Friday, October 16, 2009

Defining Happiness Downward: Is Less More?

I have never been on a camping trip, so I will have to rely on Jim Jubak's account.

When you are sitting around the campfire with your dear friend Pamela, watching the sun set behind the mountains, your minds starts to drift, eventually landing on some reflections about Gross National Happiness. Link here.

Jubak is an eminent financial journalist so he used his camping trip to ask whether economists are going to start measuring national happiness as they measure Gross Domestic Product.

Are we too obsessed with economic growth and prosperity, at the expense of our overall happiness? That is his question. And it is a good question, indeed.

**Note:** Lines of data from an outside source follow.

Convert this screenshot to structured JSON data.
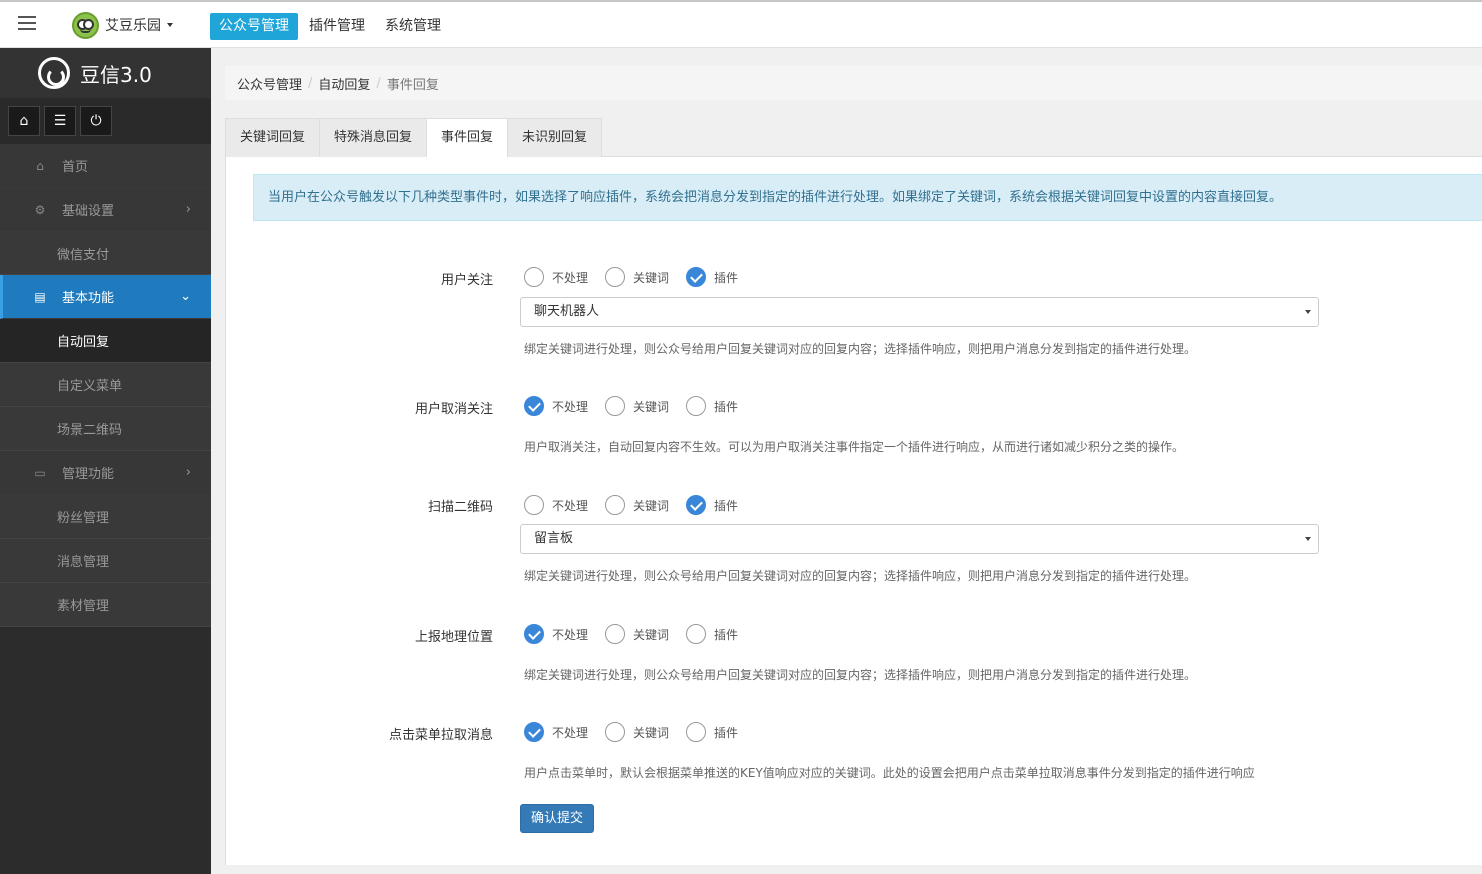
{
  "topbar": {
    "brand": "艾豆乐园",
    "nav": [
      "公众号管理",
      "插件管理",
      "系统管理"
    ]
  },
  "sidebar": {
    "title": "豆信3.0",
    "items": {
      "home": "首页",
      "basic_settings": "基础设置",
      "wechat_pay": "微信支付",
      "basic_features": "基本功能",
      "auto_reply": "自动回复",
      "custom_menu": "自定义菜单",
      "scene_qrcode": "场景二维码",
      "management": "管理功能",
      "fans": "粉丝管理",
      "messages": "消息管理",
      "materials": "素材管理"
    }
  },
  "breadcrumb": [
    "公众号管理",
    "自动回复",
    "事件回复"
  ],
  "tabs": [
    "关键词回复",
    "特殊消息回复",
    "事件回复",
    "未识别回复"
  ],
  "alert": "当用户在公众号触发以下几种类型事件时，如果选择了响应插件，系统会把消息分发到指定的插件进行处理。如果绑定了关键词，系统会根据关键词回复中设置的内容直接回复。",
  "options": [
    "不处理",
    "关键词",
    "插件"
  ],
  "fields": [
    {
      "label": "用户关注",
      "selected": "插件",
      "select_value": "聊天机器人",
      "help": "绑定关键词进行处理，则公众号给用户回复关键词对应的回复内容；选择插件响应，则把用户消息分发到指定的插件进行处理。"
    },
    {
      "label": "用户取消关注",
      "selected": "不处理",
      "help": "用户取消关注，自动回复内容不生效。可以为用户取消关注事件指定一个插件进行响应，从而进行诸如减少积分之类的操作。"
    },
    {
      "label": "扫描二维码",
      "selected": "插件",
      "select_value": "留言板",
      "help": "绑定关键词进行处理，则公众号给用户回复关键词对应的回复内容；选择插件响应，则把用户消息分发到指定的插件进行处理。"
    },
    {
      "label": "上报地理位置",
      "selected": "不处理",
      "help": "绑定关键词进行处理，则公众号给用户回复关键词对应的回复内容；选择插件响应，则把用户消息分发到指定的插件进行处理。"
    },
    {
      "label": "点击菜单拉取消息",
      "selected": "不处理",
      "help": "用户点击菜单时，默认会根据菜单推送的KEY值响应对应的关键词。此处的设置会把用户点击菜单拉取消息事件分发到指定的插件进行响应"
    }
  ],
  "submit": "确认提交"
}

Sitting around the campfire Jubak also started asking himself whether consumption is the basis for happiness. He is not the only one to have reflected on the fairly obvious point that we all possess more than we need or could ever use. We accumulate stuff, often without rhyme or reason, for the sole purpose of accumulating stuff.

Since we like to think big ideas, we tell ourselves that excessive consumption is excessively wasteful. Yet, if we stopped or seriously slowed down our consumption, the economy would enter a severe retraction and we might find ourselves rubbing sticks together trying to start a fire.

Or, as Jubak says, after a few days in the woods the mind is likely to start imagining the joys of a hot shower... to say nothing of hygiene, sanitation, and those advanced creature comforts that often spell the difference between comfort and misery, even between life and death.

To be blunt about it, camping is not a way of life; it is a vacation. Some people do want to return to a lifestyle that is more natural; they want to shed all the do-dads and come closer to the natural misery our ancestors suffered before the Industrial Revolution.

Such thoughts, of course, are reactionary, in the truest sense of the word. I am sure that you have no truck with reactionary thinking so I will not discuss them further.

Meantime, Jubak informs us that the King of Bhutan invented the concept of Gross National Happiness a few decades ago. According to its standards, his country does reasonably well, though not nearly as well as Iceland and other Nordic countries. For my thoughts on Icelandic happiness, see here.

Of course, Nordic countries have extensive social welfare programs and, often enough, high taxes. They are not very competitive economically, and, from the military perspective, they are American protectorates. When those who measure levels of gross happiness choose Nordic countries they are probably expressing a political and cultural preference.

If consumption does not make us happy, then perhaps something else does. Theodore Roosevelt famously asserted that competitive striving makes people happy. Being in the arena, competing and winning, learning to excel... those are the qualities that Theodore Roosevelt considered essential to human happiness.

If that is true, social welfare and extra vacation time would not do very much for your gross happiness.

I also suspect that we are misunderstanding the nature of human consumption. If someone wants to buy a nicer car, one that is no better at transporting him than the car he currently owns, then there might be another reason beyond the blind will to consume.

Perhaps the reason lies in a simple fact. The car you drive, the house you live in, the clothes you wear ... all of them define your place in your community. They show who you are and determine, in many cases, how much respect you will command.

You might consider this to be vulgar; you might consider that you would be happier throwing pots... but the fact remains: having a defined place in a human community is a vital need for a social being.

And when we consume we also activate another form of virtuous activity: we participate in the nation's economic life and, more importantly, we exercise freedom.

You might look down on the kind of freedom that is involved in choosing between Tide and All, but when you choose you are acting freely.

In the end you will be happier choosing between Tide and All than facing a supermarket shelf that contains only one brand of detergent: People's Suds.

In a true Communist country, if you did not want to buy People's Suds then you were out of luck.

How much you consume, how well you consume, when and where you consume can also signify your successes in the world of everyday economic competition.

It makes sense that more and more people are trying to figure out how to get by on less, how to cut expenses, and how to consume less. Yearning for the simple life does not, however, seem to be a free choice; it is being dictated by economic realities. We Americans are broke; we do not have the money to keep spending indiscriminately.

How should we react to it? The campfire solution feels like... giving up. In a time of financial contraction the last thing we need is yet another way to give up.

If we all spend less the economy will contract, prices will deflate... and, as most people know by now, deflation in a time of extreme debt is very bad news indeed.

Would it not be better to take a page from Teddy Roosevelt and work harder, striving for a renewed success, and for earned optimism?